La Stanadyne di Castenedolo a rischio chiusura: presidi, interrogazioni parlamentari e incontri istituzionali per salvare l'azienda ei lavoratori.

La Stanadyne di Castenedolo, storica azienda del settore automotive, è a rischio chiusura. Lavoratori e sindacati si mobilitano con presidi e scioperi, mentre cresce l’attenzione delle istituzioni e della politica per trovare soluzioni concrete.

Una crisi che mette a rischio oltre 100 posti di lavoro

L’annuncio della liquidazione della Stanadyne , avvenuto il 4 dicembre 2024 , ha gettato nell’incertezza più di 100 dipendenti e le loro famiglie. Attiva dal 1969, l’azienda è un punto di riferimento nel settore automotive bresciano, ma si trova ora coinvolta in una crisi economica che riflette le difficoltà del settore a livello nazionale e internazionale.

Lavoratori e sindacati hanno organizzato scioperi a rotazione e un presidio permanente presso lo stabilimento, ricevendo il sostegno del territorio e delle istituzioni. Numerosi cittadini, giovani e anziani, insieme ai lavoratori di aziende vicine, hanno contribuito con beni di prima necessità, legna per riscaldarsi e altri gesti di solidarietà.

Intervento delle istituzioni e interrogazioni parlamentari

La situazione è stata portata all’attenzione del Governo e delle autorità locali:

  • Simona Bordonali , deputata della Lega, ha presentato un’interrogazione parlamentare per chiedere un intervento urgente del Ministero delle Imprese e del Made in Italy. Bordonali ha richiesto l’attivazione di un tavolo di crisi per salvaguardare l’occupazione e garantire la continuità produttiva, sottolineando l’importanza strategica del settore automotive per l’economia nazionale.
  • Miriam Cominelli , consigliere regionale del Partito Democratico, ha partecipato al presidio e ha promesso il massimo impegno per tutelare i lavoratori. Ha ribadito la necessità che la Regione Lombardia diventi un alleato concreto per affrontare la crisi.
  • Anche Paolo Fontana , capogruppo di Forza Italia, ha evidenziato l’urgenza di un’azione coordinata tra istituzioni, sindacati e associazioni di categoria per salvare l’azienda ei posti di lavoro, mantenendo un equilibrio tra sostenibilità ambientale ed esigenze occupazionali.

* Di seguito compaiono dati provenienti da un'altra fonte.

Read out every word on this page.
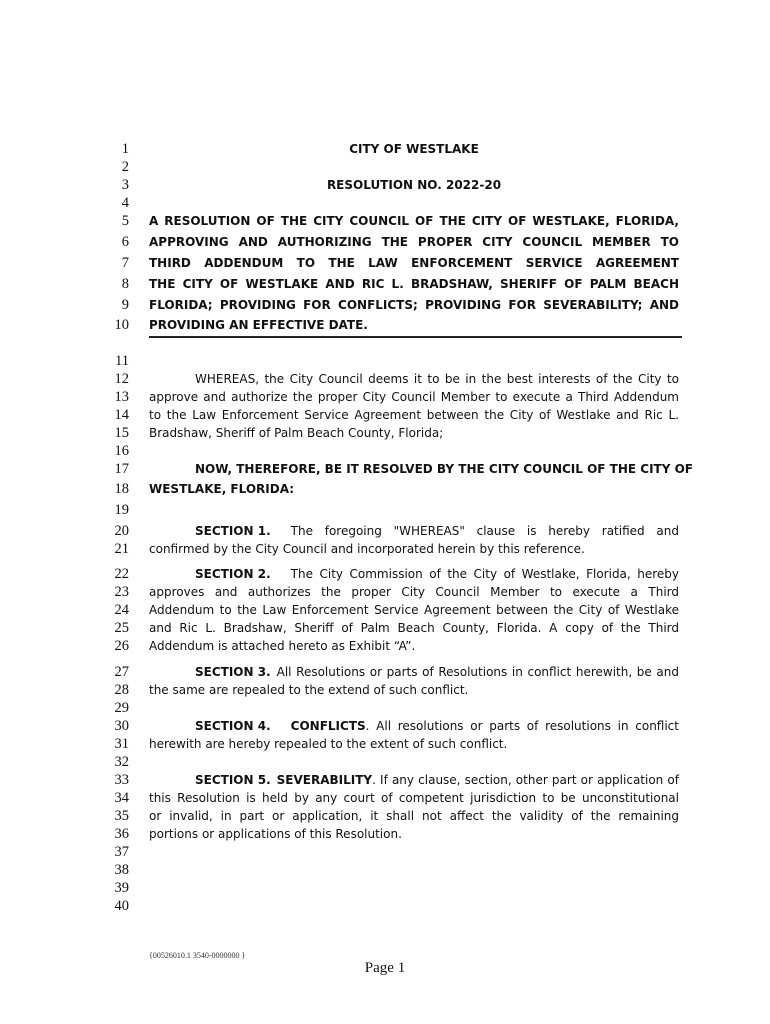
1
2
3
4
5
6
7
8
9
10
11
12
13
14
15
16
17
18
19
20
21
22
23
24
25
26
27
28
29
30
31
32
33
34
35
36
37
38
39
40
CITY OF WESTLAKE
RESOLUTION NO. 2022-20
A RESOLUTION OF THE CITY COUNCIL OF THE CITY OF WESTLAKE, FLORIDA,
APPROVING AND AUTHORIZING THE PROPER CITY COUNCIL MEMBER TO
THIRD ADDENDUM TO THE LAW ENFORCEMENT SERVICE AGREEMENT
THE CITY OF WESTLAKE AND RIC L. BRADSHAW, SHERIFF OF PALM BEACH
FLORIDA; PROVIDING FOR CONFLICTS; PROVIDING FOR SEVERABILITY; AND
PROVIDING AN EFFECTIVE DATE.
WHEREAS, the City Council deems it to be in the best interests of the City to
approve and authorize the proper City Council Member to execute a Third Addendum
to the Law Enforcement Service Agreement between the City of Westlake and Ric L.
Bradshaw, Sheriff of Palm Beach County, Florida;
NOW, THEREFORE, BE IT RESOLVED BY THE CITY COUNCIL OF THE CITY OF
WESTLAKE, FLORIDA:
SECTION 1. The foregoing "WHEREAS" clause is hereby ratified and
confirmed by the City Council and incorporated herein by this reference.
SECTION 2. The City Commission of the City of Westlake, Florida, hereby
approves and authorizes the proper City Council Member to execute a Third
Addendum to the Law Enforcement Service Agreement between the City of Westlake
and Ric L. Bradshaw, Sheriff of Palm Beach County, Florida. A copy of the Third
Addendum is attached hereto as Exhibit “A”.
SECTION 3. All Resolutions or parts of Resolutions in conflict herewith, be and
the same are repealed to the extend of such conflict.
SECTION 4. CONFLICTS . All resolutions or parts of resolutions in conflict
herewith are hereby repealed to the extent of such conflict.
SECTION 5. SEVERABILITY . If any clause, section, other part or application of
this Resolution is held by any court of competent jurisdiction to be unconstitutional
or invalid, in part or application, it shall not affect the validity of the remaining
portions or applications of this Resolution.
{00526010.1 3540-0000000 }
Page 1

Solidarietà e mobilitazione del territorio

Il territorio bresciano si è unito per sostenere i lavoratori della Stanadyne. I sindaci dei comuni vicini e diversi circoli del Partito Democratico hanno partecipato al presidio, contribuendo con supporto concreto e manifestazioni di solidarietà. Barbara Basile , segretaria della Fiom di Brescia, ha sottolineato l’importanza della vicinanza istituzionale, dichiarando che essere supportati è cruciale in un momento in cui mancano prospettive certe.

Prossimi passi

Oggi, 12 dicembre , si tiene un incontro a Palazzo Broletto convocato dal prefetto Andrea Polichetti , con la partecipazione di sindacati e rappresentanti dell’azienda. La discussione si concentrerà sulla Stanadyne e su altre realtà in difficoltà, come la Prandelli di Lumezzane , che ha recentemente avviato una procedura di concordato.

L’obiettivo è trovare soluzioni che preservino l’occupazione, considerando anche la possibilità di una riconversione industriale per garantire un futuro sostenibile sia per i lavoratori che per il territorio.